Anti-war demonstrations: why we don't have them

This Slate article provided a sensible and analytic answer to the question about where all the anti-war demonstrations have gone. The biggest piece they missed, and it's quite big, is demographic. We're much, much, older than the society that demonstrated in 1972. I liked the last comment best, and I've excerpted it. The entire piece is brief and well worth reading ...

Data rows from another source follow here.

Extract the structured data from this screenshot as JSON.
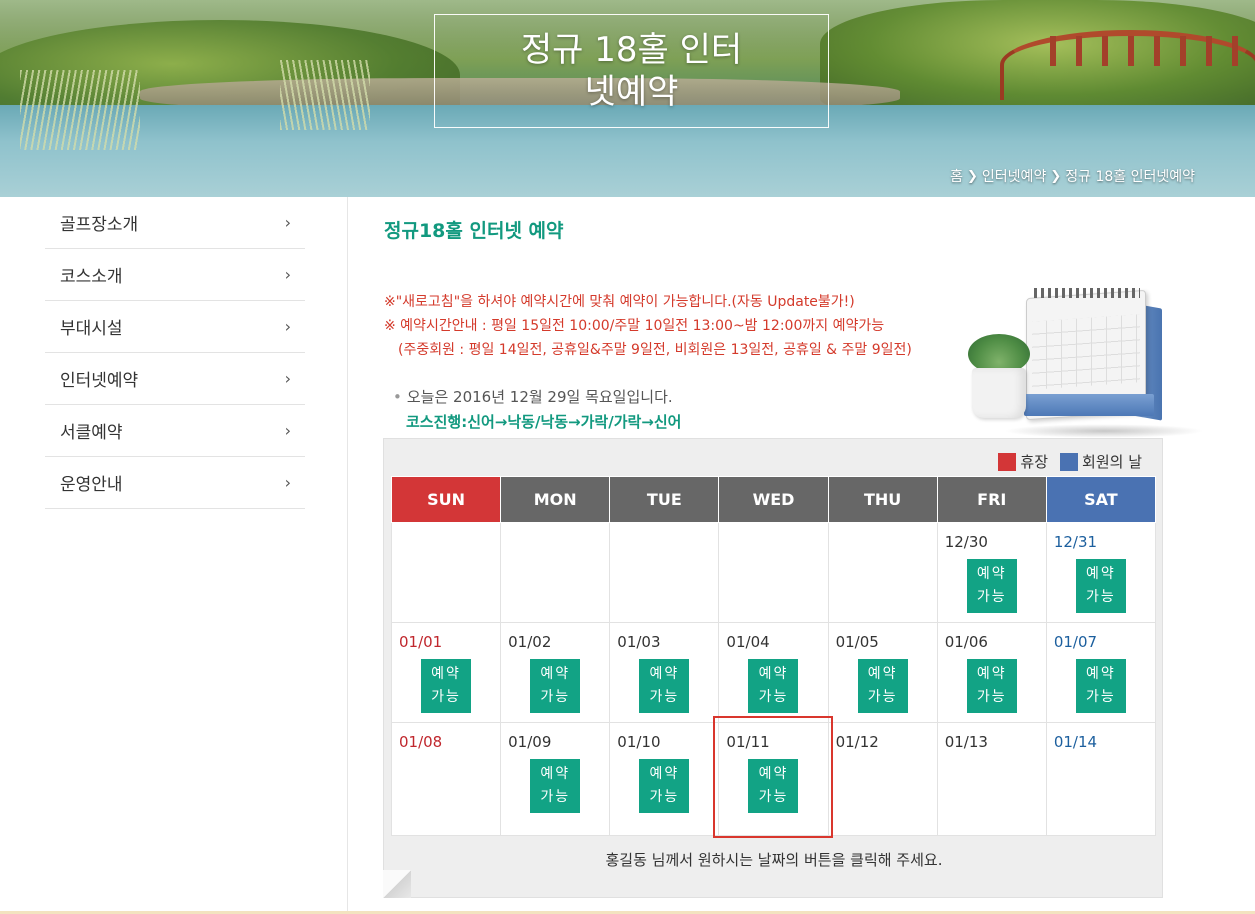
{
  "hero": {
    "title_line1": "정규 18홀 인터",
    "title_line2": "넷예약",
    "breadcrumb": [
      "홈",
      "인터넷예약",
      "정규 18홀 인터넷예약"
    ]
  },
  "sidebar": {
    "items": [
      {
        "label": "골프장소개"
      },
      {
        "label": "코스소개"
      },
      {
        "label": "부대시설"
      },
      {
        "label": "인터넷예약"
      },
      {
        "label": "서클예약"
      },
      {
        "label": "운영안내"
      }
    ]
  },
  "main": {
    "title": "정규18홀 인터넷 예약",
    "notice_line1": "※\"새로고침\"을 하셔야 예약시간에 맞춰 예약이 가능합니다.(자동 Update불가!)",
    "notice_line2": "※ 예약시간안내 : 평일 15일전 10:00/주말 10일전 13:00~밤 12:00까지 예약가능",
    "notice_line3": "(주중회원 : 평일 14일전, 공휴일&주말 9일전, 비회원은 13일전, 공휴일 & 주말 9일전)",
    "today": "오늘은 2016년 12월 29일 목요일입니다.",
    "course": "코스진행:신어→낙동/낙동→가락/가락→신어",
    "help": "홍길동 님께서 원하시는 날짜의 버튼을 클릭해 주세요."
  },
  "legend": [
    {
      "label": "휴장",
      "color": "#d33637"
    },
    {
      "label": "회원의 날",
      "color": "#4a72b2"
    }
  ],
  "calendar": {
    "headers": [
      "SUN",
      "MON",
      "TUE",
      "WED",
      "THU",
      "FRI",
      "SAT"
    ],
    "button_line1": "예약",
    "button_line2": "가능",
    "weeks": [
      [
        {
          "date": "",
          "available": false
        },
        {
          "date": "",
          "available": false
        },
        {
          "date": "",
          "available": false
        },
        {
          "date": "",
          "available": false
        },
        {
          "date": "",
          "available": false
        },
        {
          "date": "12/30",
          "available": true
        },
        {
          "date": "12/31",
          "available": true
        }
      ],
      [
        {
          "date": "01/01",
          "available": true
        },
        {
          "date": "01/02",
          "available": true
        },
        {
          "date": "01/03",
          "available": true
        },
        {
          "date": "01/04",
          "available": true
        },
        {
          "date": "01/05",
          "available": true
        },
        {
          "date": "01/06",
          "available": true
        },
        {
          "date": "01/07",
          "available": true
        }
      ],
      [
        {
          "date": "01/08",
          "available": false
        },
        {
          "date": "01/09",
          "available": true
        },
        {
          "date": "01/10",
          "available": true
        },
        {
          "date": "01/11",
          "available": true
        },
        {
          "date": "01/12",
          "available": false
        },
        {
          "date": "01/13",
          "available": false
        },
        {
          "date": "01/14",
          "available": false
        }
      ]
    ]
  },
  "colors": {
    "accent": "#12a385",
    "title_green": "#12997f",
    "notice_red": "#d43a2b",
    "sunday_red": "#c0272d",
    "saturday_blue": "#1c5f9e"
  }
}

Why you're not demonstrating against the Iraq war. - By Jacob Weisberg - Slate Magazine:

... Lastly, there is the matter of the Iraq war protests themselves, such as they are. Have you been to one? Demonstrating in the '60s, I gather, was a lot of fun. You went for the politics but stayed for the party—or was it the other way around? Forty years later, antiwar rallies are politically and socially disagreeable. The organizers are inevitably moth-eaten left-wing sectarians, some of whom actually do favor the Iraq insurgents. The sane or rational are quickly routed by the first LaRouchie, anti-Semite, or "Free Mumia" ranter to grab hold of the microphone. The latest in protest music has much the same effect.
Weisberg points out that our mortality rates are much less than in Vietnam, and this reduces the emotional impact of the war (Iraqi casualties, alas, don't count. We are human that way.). I agree, but I wish Weisberg had pointed out that the public has been very uninterested in the number of veterans with traumatic head injuries who will suffer lifelong disabilities. That's a failing of both the media and the US public.